🤖 AI Summary
This work addresses the limited deployability of existing AI-assisted code completion (AIxCC) competition systems—particularly the champion system Atlantis—in real-world open-source software (OSS) projects, primarily due to their reliance on deprecated cloud infrastructure. To bridge this gap, we propose OSS-CRS, an open and locally deployable framework that enables the first practical porting and application of Atlantis into general OSS environments. OSS-CRS supports the integration and composition of diverse code reasoning system (CRS) techniques and incorporates a resource budget-aware mechanism tailored to realistic development constraints. Experimental evaluation demonstrates that OSS-CRS successfully uncovers 10 previously unknown vulnerabilities—including three high-severity flaws—across eight OSS-Fuzz benchmark projects.
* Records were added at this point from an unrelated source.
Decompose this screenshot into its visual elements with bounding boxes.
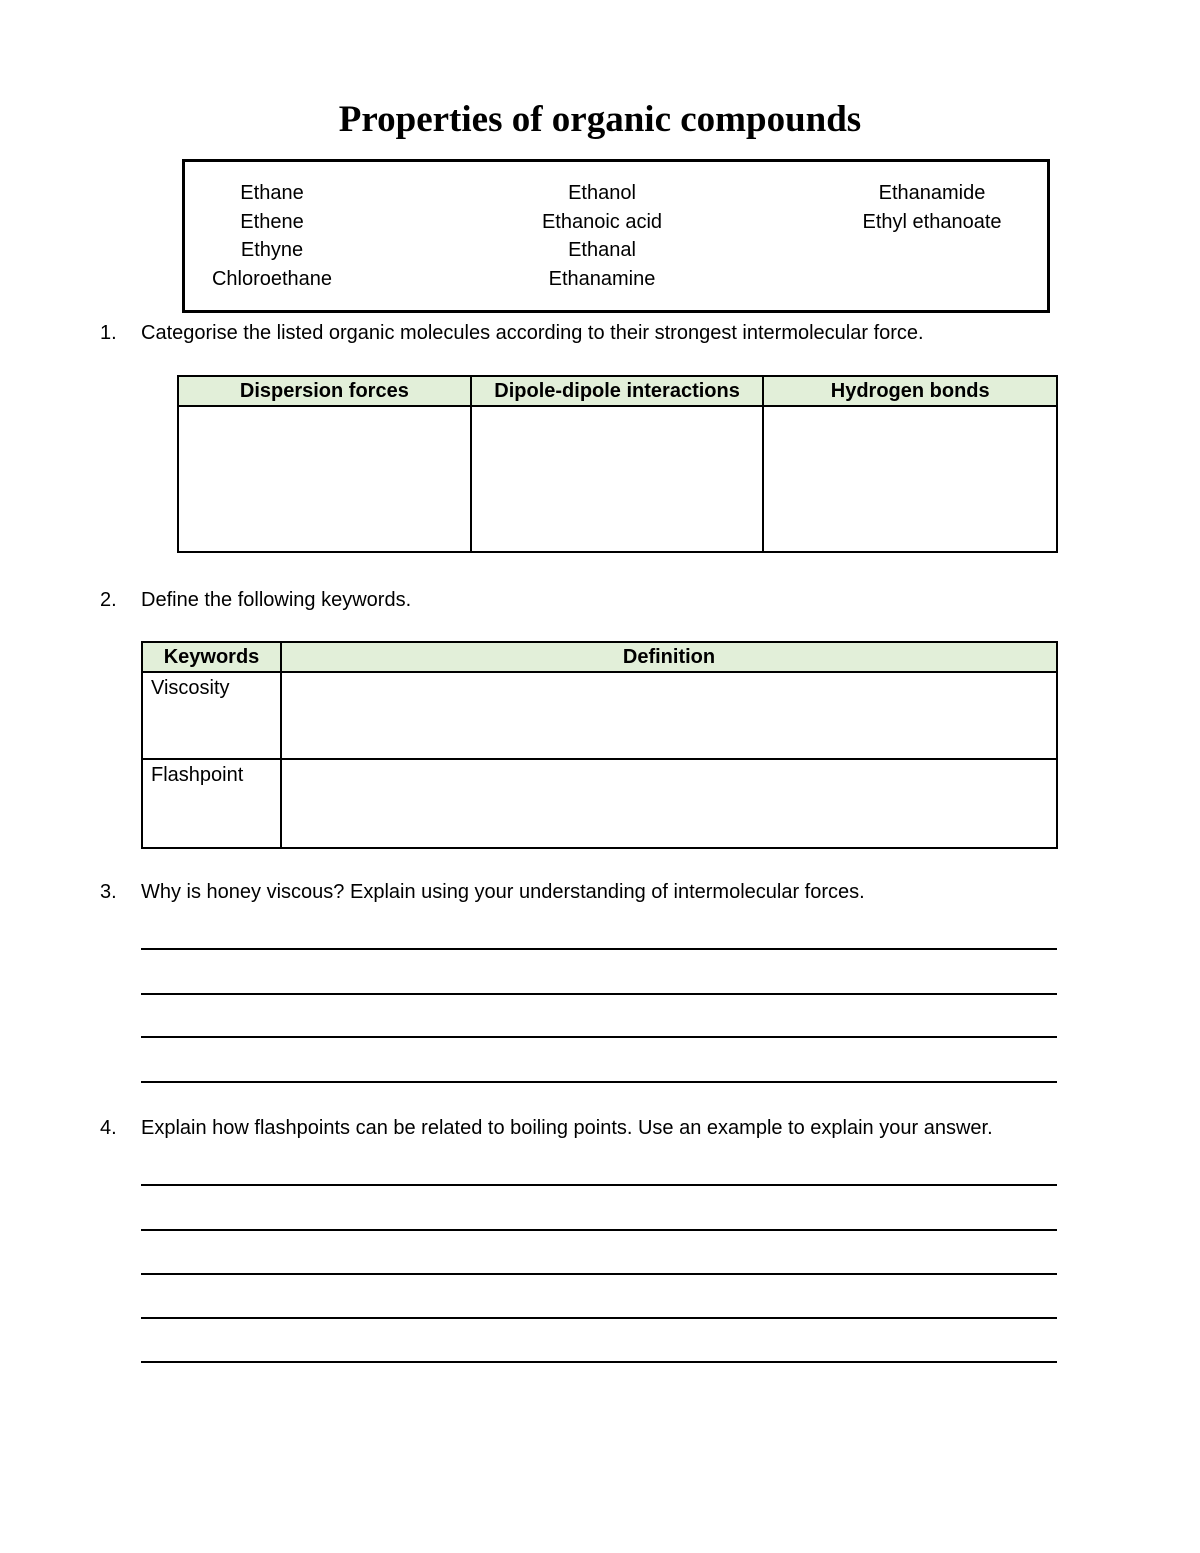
- word-bank-item: Chloroethane: [211, 267, 333, 290]
- forces-table: [177, 375, 1058, 553]
- definition-cell-viscosity[interactable]: [281, 672, 1057, 759]
- question-1: [100, 322, 924, 345]
- word-bank-item: Ethene: [240, 210, 304, 233]
- answer-cell-dipole[interactable]: [471, 406, 764, 552]
- page-title: Properties of organic compounds: [338, 99, 862, 140]
- header-definition: Definition: [281, 642, 1057, 672]
- keyword-flashpoint: Flashpoint: [142, 759, 281, 848]
- answer-line[interactable]: [141, 1081, 1057, 1083]
- question-number: 1.: [100, 322, 117, 344]
- word-bank-item: Ethanoic acid: [541, 210, 663, 233]
- answer-line[interactable]: [141, 1361, 1057, 1363]
- question-text: Explain how flashpoints can be related to boiling points. Use an example to explain your answer.: [141, 1117, 993, 1139]
- word-bank-item: Ethanal: [568, 239, 636, 261]
- question-number: 2.: [100, 589, 117, 611]
- table-header-row: [178, 376, 1057, 406]
- keyword-viscosity: Viscosity: [142, 672, 281, 759]
- keywords-table: [141, 641, 1058, 849]
- answer-line[interactable]: [141, 1229, 1057, 1231]
- question-4: [100, 1117, 993, 1140]
- answer-line[interactable]: [141, 993, 1057, 995]
- word-bank-column-3: [847, 179, 1017, 236]
- table-row: [142, 759, 1057, 848]
- definition-cell-flashpoint[interactable]: [281, 759, 1057, 848]
- header-dispersion-forces: Dispersion forces: [178, 376, 471, 406]
- question-2: [100, 589, 411, 612]
- header-dipole-dipole: Dipole-dipole interactions: [471, 376, 764, 406]
- answer-line[interactable]: [141, 948, 1057, 950]
- answer-cell-dispersion[interactable]: [178, 406, 471, 552]
- word-bank-column-1: [187, 179, 357, 293]
- table-row: [142, 672, 1057, 759]
- answer-line[interactable]: [141, 1036, 1057, 1038]
- word-bank-column-2: [517, 179, 687, 293]
- answer-line[interactable]: [141, 1184, 1057, 1186]
- header-hydrogen-bonds: Hydrogen bonds: [763, 376, 1057, 406]
- word-bank-item: Ethanamide: [878, 182, 986, 204]
- question-text: Why is honey viscous? Explain using your understanding of intermolecular forces.: [141, 881, 865, 903]
- word-bank-item: Ethanol: [568, 182, 636, 204]
- word-bank-item: Ethanamine: [548, 267, 656, 290]
- word-bank-item: Ethyl ethanoate: [862, 210, 1002, 233]
- question-number: 3.: [100, 881, 117, 903]
- table-header-row: [142, 642, 1057, 672]
- question-number: 4.: [100, 1117, 117, 1139]
- word-bank-item: Ethyne: [240, 239, 304, 261]
- table-row: [178, 406, 1057, 552]
- word-bank: [182, 159, 1050, 313]
- answer-line[interactable]: [141, 1317, 1057, 1319]
- question-text: Categorise the listed organic molecules according to their strongest intermolecular force.: [141, 322, 924, 344]
- answer-cell-hydrogen[interactable]: [763, 406, 1057, 552]
- question-3: [100, 881, 865, 904]
- word-bank-item: Ethane: [240, 182, 304, 204]
- answer-line[interactable]: [141, 1273, 1057, 1275]
- question-text: Define the following keywords.: [141, 589, 412, 611]
- header-keywords: Keywords: [142, 642, 281, 672]
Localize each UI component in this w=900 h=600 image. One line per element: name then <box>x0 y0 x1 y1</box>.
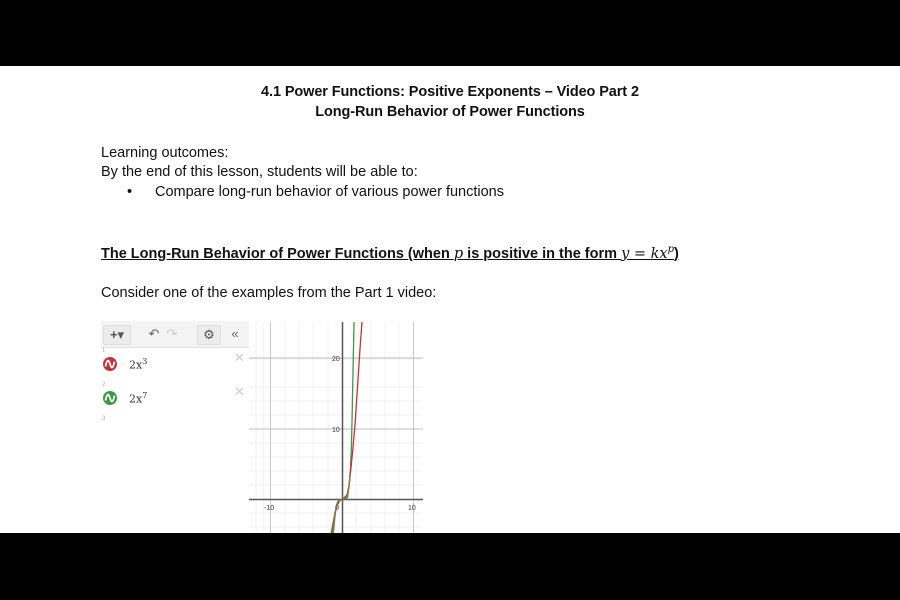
x-tick-label: -10 <box>264 505 275 512</box>
expression-text[interactable]: $2x^3$ <box>129 357 148 372</box>
heading-text: The Long-Run Behavior of Power Functions (when <box>101 245 454 262</box>
row-number: 3 <box>102 416 106 422</box>
heading-formula <box>621 246 674 262</box>
consider-text: Consider one of the examples from the Part 1 video: <box>101 285 437 301</box>
video-letterbox-bottom <box>0 533 900 600</box>
row-number: 1 <box>102 348 106 354</box>
x-tick-label: 10 <box>408 505 416 512</box>
learning-outcomes-intro: By the end of this lesson, students will be able to: <box>101 164 418 180</box>
curve-overlap <box>333 474 351 533</box>
add-expression-button[interactable]: +▾ <box>103 325 131 345</box>
collapse-panel-icon[interactable]: « <box>231 326 239 341</box>
gear-icon[interactable]: ⚙ <box>197 325 221 345</box>
expression-row-1[interactable] <box>101 348 249 381</box>
formula-exponent: p <box>667 244 674 255</box>
document-title: 4.1 Power Functions: Positive Exponents – Video Part 2 <box>261 84 639 100</box>
x-tick-label: 0 <box>335 505 339 512</box>
y-tick-label: 20 <box>332 356 340 363</box>
heading-var-p: p <box>453 245 464 262</box>
calculator-toolbar <box>101 321 249 348</box>
expression-text[interactable]: $2x^7$ <box>129 391 148 406</box>
graph-svg <box>249 322 423 533</box>
graph-toggle-icon-red[interactable] <box>103 357 117 371</box>
graph-canvas[interactable] <box>249 322 423 533</box>
document-subtitle: Long-Run Behavior of Power Functions <box>315 104 585 120</box>
heading-text: ) <box>674 245 679 262</box>
expression-row-3-empty[interactable] <box>101 416 249 449</box>
close-icon[interactable]: ✕ <box>234 384 245 399</box>
row-number: 2 <box>102 382 106 388</box>
video-letterbox-top <box>0 0 900 66</box>
undo-icon[interactable]: ↶ <box>148 326 160 341</box>
learning-outcomes-label: Learning outcomes: <box>101 145 229 161</box>
outcome-bullet <box>127 184 504 200</box>
section-heading <box>101 244 679 262</box>
graph-toggle-icon-green[interactable] <box>103 391 117 405</box>
document-page <box>0 66 900 533</box>
redo-icon[interactable]: ↷ <box>166 326 178 341</box>
formula-base: y = kx <box>621 245 668 262</box>
expression-row-2[interactable] <box>101 382 249 415</box>
heading-text: is positive in the form <box>463 245 622 262</box>
y-tick-label: 10 <box>332 427 340 434</box>
expression-panel <box>101 321 249 533</box>
close-icon[interactable]: ✕ <box>234 350 245 365</box>
outcome-text: Compare long-run behavior of various power functions <box>155 184 504 200</box>
bullet-icon: • <box>127 184 133 200</box>
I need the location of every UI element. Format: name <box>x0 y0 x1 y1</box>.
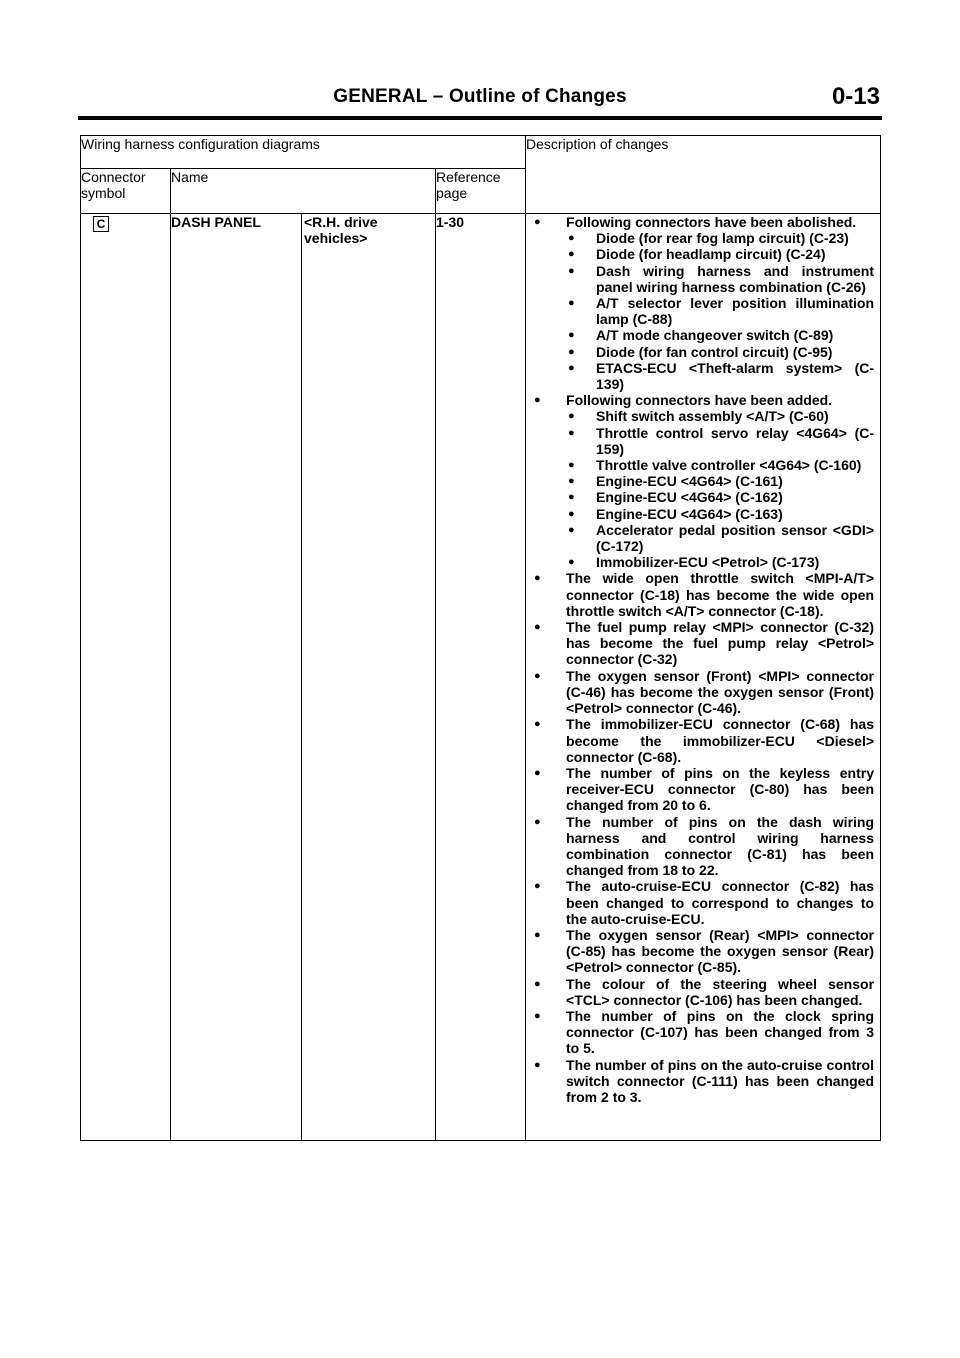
change-subitem: ● Diode (for fan control circuit) (C-95) <box>528 344 874 360</box>
change-item: ● Following connectors have been added. <box>528 392 874 408</box>
reference-cell <box>436 214 526 1141</box>
change-item: ● The auto-cruise-ECU connector (C-82) has been changed to correspond to changes to the auto-cruise-ECU. <box>528 878 874 927</box>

The framework is publicly released, significantly advancing the transition of CRS technologies from competitive prototypes to real-world utility.
📝 Abstract
DARPA's AI Cyber Challenge (AIxCC) showed that cyber reasoning systems (CRSs) can go beyond vulnerability discovery to autonomously confirm and patch bugs: seven teams built such systems and open-sourced them after the competition. Yet all seven open-sourced CRSs remain largely unusable outside their original teams, each bound to the competition cloud infrastructure that no longer exists. We present OSS-CRS, an open, locally deployable framework for running and combining CRS techniques against real-world open-source projects, with budget-aware resource management. We ported the first-place system (Atlantis) and discovered 10 previously unknown bugs (three of high severity) across 8 OSS-Fuzz projects. OSS-CRS is publicly available.